Jun 14 2010

Changing the rules?

Category: scienceharmonicminer @ 8:25 am

Distant gas blob threatens to shake nature’s constants

The basic constants of nature aren’t called constants for nothing. Physics is supposed to work the same way across the universe and over all of time. Now measurements of the radio spectra of a distant gas cloud hint that some fundamental quantities might not be fixed after all, raising the possibility that a radical rethink of the standard model of particle physics may one day be needed.

The evidence comes from observations of a dense gas cloud some 2.9 billion light years away which has a radio source, the active supermassive black hole PKS 1413+135, right behind it. Hydroxyl radicals in the gas cloud absorb the galaxy’s radio energy at certain wavelengths and emit it again at different wavelengths. This results in so-called “conjugate” features in the radio spectrum of the gas, with a dip in intensity corresponding to absorption and an accompanying spike corresponding to emission.

The dip and spike have the same shape, which shows that they arise from the same gas. But Nissim Kanekar of the National Centre for Radio Astrophysics in Pune, India, and colleagues found that the gap in frequency between the two was smaller than the properties of hydroxyl radicals would lead us to expect.

The gap depends on three fundamental constants: the ratio of the mass of the proton to the mass of the electron, the ratio that measures a proton’s response to a magnetic field, and the fine-structure constant, alpha, which governs the strength of the electromagnetic force. The discrepancy in the size of the gap thus amounts to “tentative evidence” that one or more of these constants may once have been different in this region of space, Kanekar says.

The change in these constants, if genuine, is tiny. For example, if a change in alpha were solely responsible for the discrepancy, the measurements suggest alpha would have been just 0.00031 per cent smaller 3 billion years ago than today (The Astrophysical Journal Letters, vol 716, p L23). But even such a small effect would require “a new, more fundamental theory of particle physics” to explain it, says Michael Murphy of Swinburne University of Technology in Melbourne, Australia.

Measurements by Murphy and colleagues of visible light from distant quasars absorbed by intervening gas clouds have also hinted alpha was smaller in the past. But it was never certain that the light measured all came from the same region. “That’s a critical assumption,” says Murphy.

“Radio measurements currently appear to be the most promising avenue for a secure detection of fine-structure constant evolution,” says Jeffrey Newman of the University of Pittsburgh, Pennsylvania. “I wouldn’t call this more than a hint, though. It’s the first application of a new technique.”

The subtle discrepancy found by Kanekar’s team might be caused by “contamination” from light from another patch of gas. Last month, the team began using the Arecibo radio telescope in Puerto Rico to rule this out.

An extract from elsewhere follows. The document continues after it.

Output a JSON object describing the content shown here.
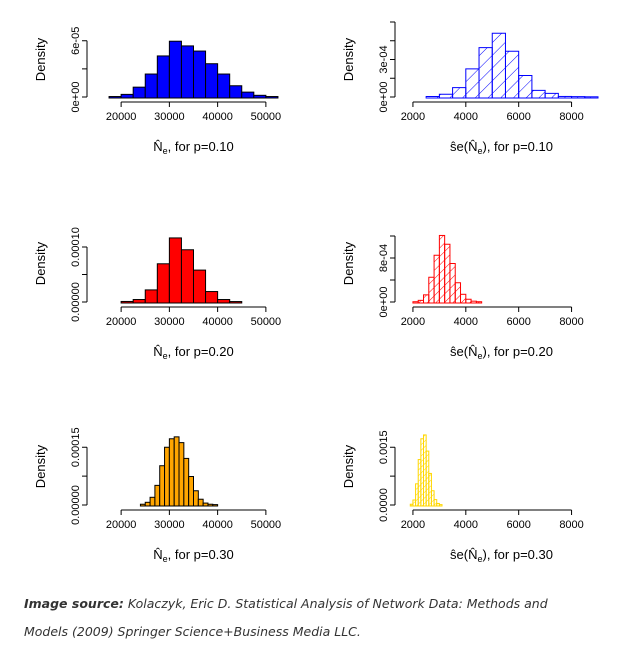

Maybe there’s a Supreme Court for physical constants of the universe, and maybe recent appointments haven’t included enough originalists…. so they’re just changing the rules.

Or not.

Seriously, all the basic determinations of physics and astronomy depend on the assumption that the rules haven’t changed.  So let’s all be watching this one with great interest.  Of course, if the changes over time have been as tiny as suggested here, it may turn out that the universe is only 13.72222 billion years old, instead of 13.73 billions years old.